Through this project, we will prototype multi-lingual AAC devices, specifically for people who are non-verbal such as those with motor impairments, or those who are autistic. Re-packaging commercial tablets as a child-friendly device, along with access switches, external speakers and local language support will enable us to deliver solutions compatible with the needs of users. The software will be ported onto the tablets with required specialized peripherals such as contact-less switches (ADITI) and intelligent gesture recognition (iGest) for persons with cerebral palsy. The devices will be supported with specialized training for the educators. We will design the specialized curriculum and teaching methods to closely integrate the use of AAC devices in the teaching sessions, and provide specialized training to the educators.

Inadequate languages, leading to cognitive and social difficulties, are problems faced by young adults on the autism spectrum.  Given that typical studies so far have focused on language loss of verbal children on the autistic spectrum, there is little attention given to concept loss, which incorporates language as well as behavioral issues. We will research this loss of language as well as concepts in the early years of a child on the autism spectrum and find strategies that can be created through audio-visual means to bridge the gaps as they reach adulthood. This research will be directed especially to address the Indian context.


  1. Design, prototype and collect field data on embedded systems for use as alternative and augmentative communication (AAC) devices.
  2. Provide access switches with tablet-type personal computing devices suitably modified for use by first generation learners and persons with motor and neurological impairments.
  3. Develop software, with support for multiple Indian languages, to mitigate the effects of autism spectrum disorders among young adults.

Current Status

IIT Madras has been at the forefront of developing AAC solutions, and had prototyped KAVI (communicating audio-visual interface) as early as 2008. Efforts have been ongoing to develop and improve access switches such as ADITI and iGest, and software such as HOPE, KAVI-PTS (picture to speech) and Mozhi (word builder in Tamil). IIT Madras also has support for text to speech in Indian languages, with a small footprint, suitable for use on tablet computers and phones.

KAVI is envisaged as an embedded system capable of running picture based text to speech software such as Hope or Sanyog. The key innovation is a two speaker system that would allow the user to create a sentence on a headphone and then play the completed sentence over a speaker.
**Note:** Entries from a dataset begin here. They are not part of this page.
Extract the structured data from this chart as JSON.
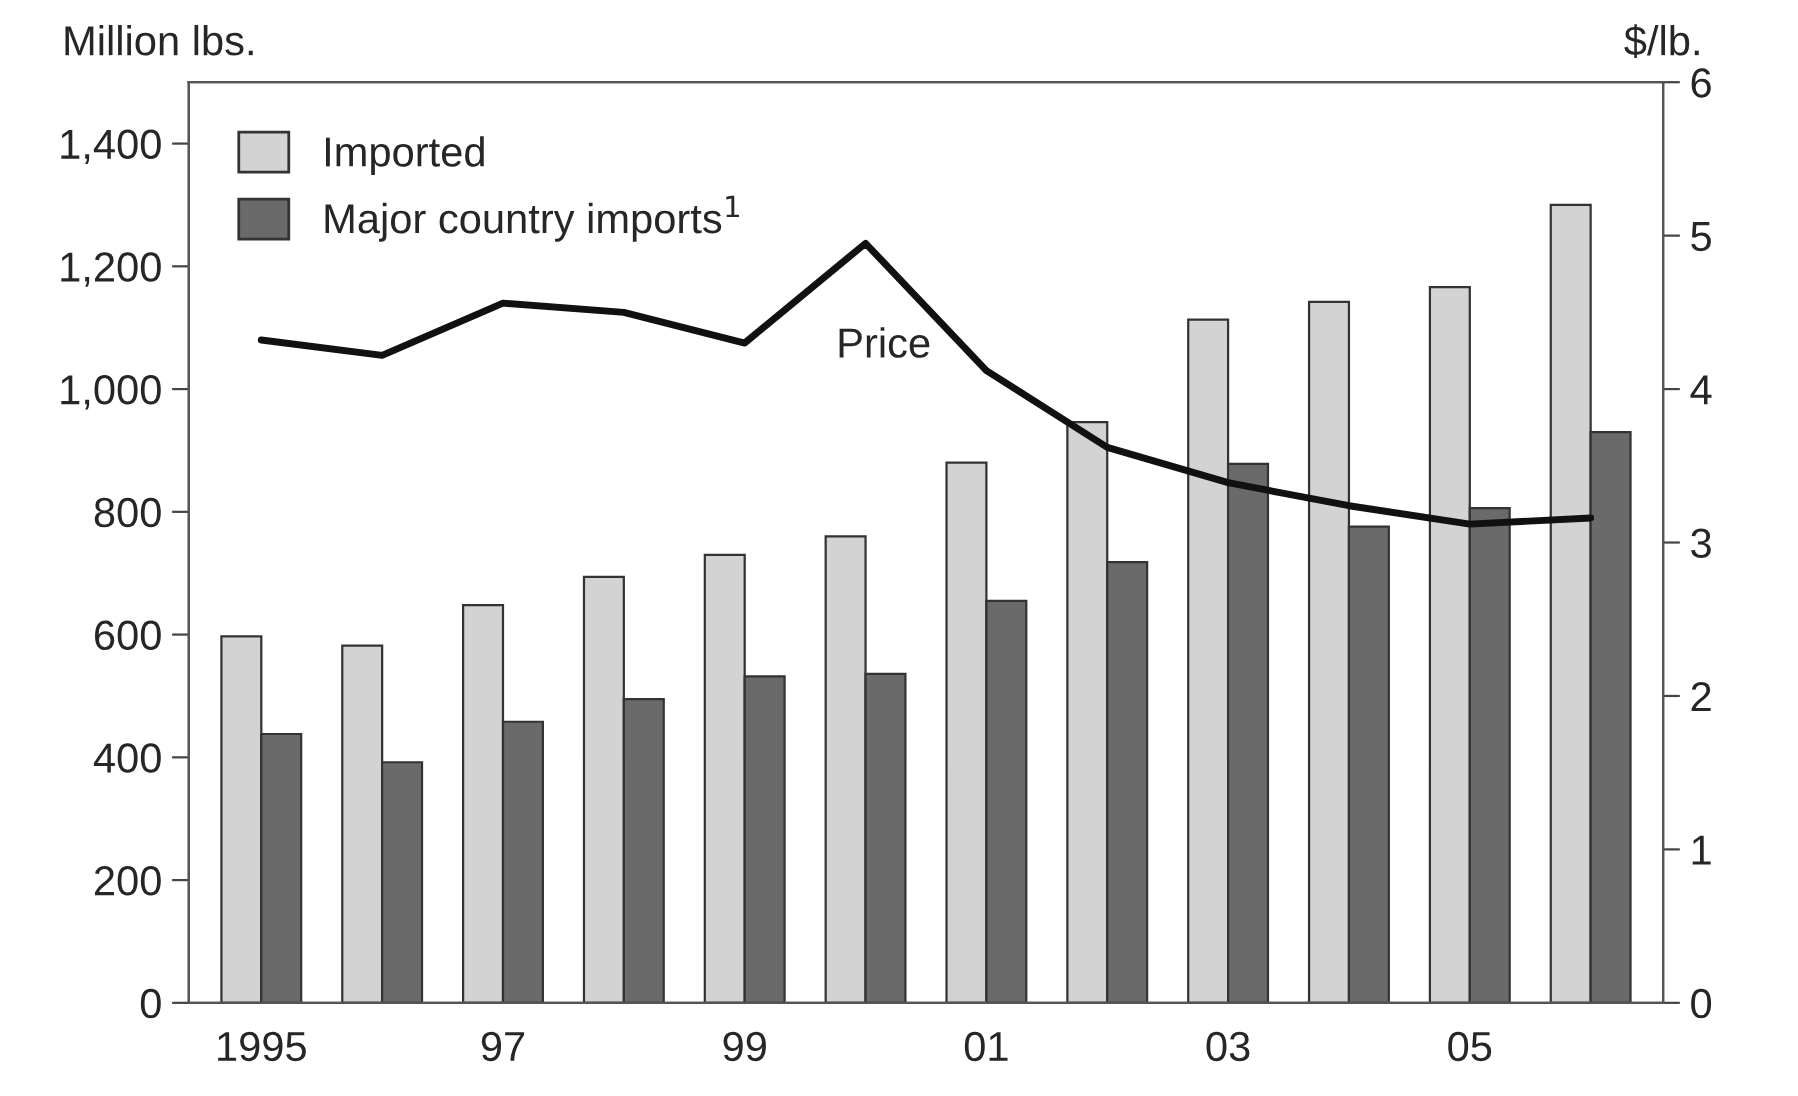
{
  "chart_data": {
    "type": "bar",
    "ylabel": "Million lbs.",
    "y2label": "$/lb.",
    "categories": [
      "1995",
      null,
      "97",
      null,
      "99",
      null,
      "01",
      null,
      "03",
      null,
      "05",
      null
    ],
    "series": [
      {
        "name": "Imported",
        "color": "#d3d3d3",
        "values": [
          597,
          582,
          648,
          694,
          730,
          760,
          880,
          946,
          1113,
          1142,
          1166,
          1300
        ]
      },
      {
        "name": "Major country imports$^{1}$",
        "color": "#6a6a6a",
        "values": [
          438,
          392,
          458,
          495,
          532,
          536,
          655,
          718,
          878,
          776,
          806,
          930
        ]
      },
      {
        "type": "line",
        "axis": "y2",
        "color": "#111111",
        "values": [
          4.32,
          4.22,
          4.56,
          4.5,
          4.3,
          4.95,
          4.12,
          3.62,
          3.39,
          3.24,
          3.12,
          3.16
        ]
      }
    ],
    "ylim": [
      0,
      1500
    ],
    "yticks": [
      0,
      200,
      400,
      600,
      800,
      {
        "value": 1000,
        "label": "1,000"
      },
      {
        "value": 1200,
        "label": "1,200"
      },
      {
        "value": 1400,
        "label": "1,400"
      }
    ],
    "y2lim": [
      0,
      6
    ],
    "y2ticks": [
      0,
      1,
      2,
      3,
      4,
      5,
      6
    ],
    "annotations": [
      {
        "text": "Price"
      }
    ],
    "legend": "top left",
    "grid": false
  }
}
This arrangement would permit the use of alternative and augmentative communication (AAC) software in a public setting such as a classroom, or a playground. KAVI-PTS is a picture to speech software developed in collaboration with Mindtree Foundation for the Android platform. KAVI-PTS is used in conjunction with a local language text to speech engine that has been ported to the Android platform.


There is no device that addresses the needs of first generation learners in low resource settings. A limited number of Android tablets and iPads are available in a few schools, but the software is cumbersome and there are no access switches that work easily with these devices. The present commercial eco-system for embedded systems is an opportunity for us to deliver an AAC device with

  1. An ergonomic enclosure for a tablet with suitable specifications
  2. Accessories (speakers, switches, battery pack) within the enclosure


The measureable outcomes of this effort will accrue during the user trial and testing phase. We expect to

  1. enable independent communication for persons with motor impairments
  2. understand issues related to cognition, learning and social behavior among young adults with disability
  3. provide a low cost indigenous AAC devices suitable for export to other countries in low resource settings
  4. provide a standardized platform for use with other accessories for persons with disability

We expect to license the technology out to industry for manufacturing, sales, marketing and to NGOs for training and after-sales support. The impact of this effort will be measured through a combination of user studies as well as using internal log files on the tablet. We will document usage patterns, a child’s ability to progress from using pictures of objects to more abstract ideas and finally to word and sentence building. These are typical milestones used to monitor language development, and we aim to incorporate these into our software. In addition, usage patterns in a school, in terms of number of children (if the tablet is shared) and the types of curricula where AAC can be incorporated will be documented, to help us better design hardware interfaces and software functionality.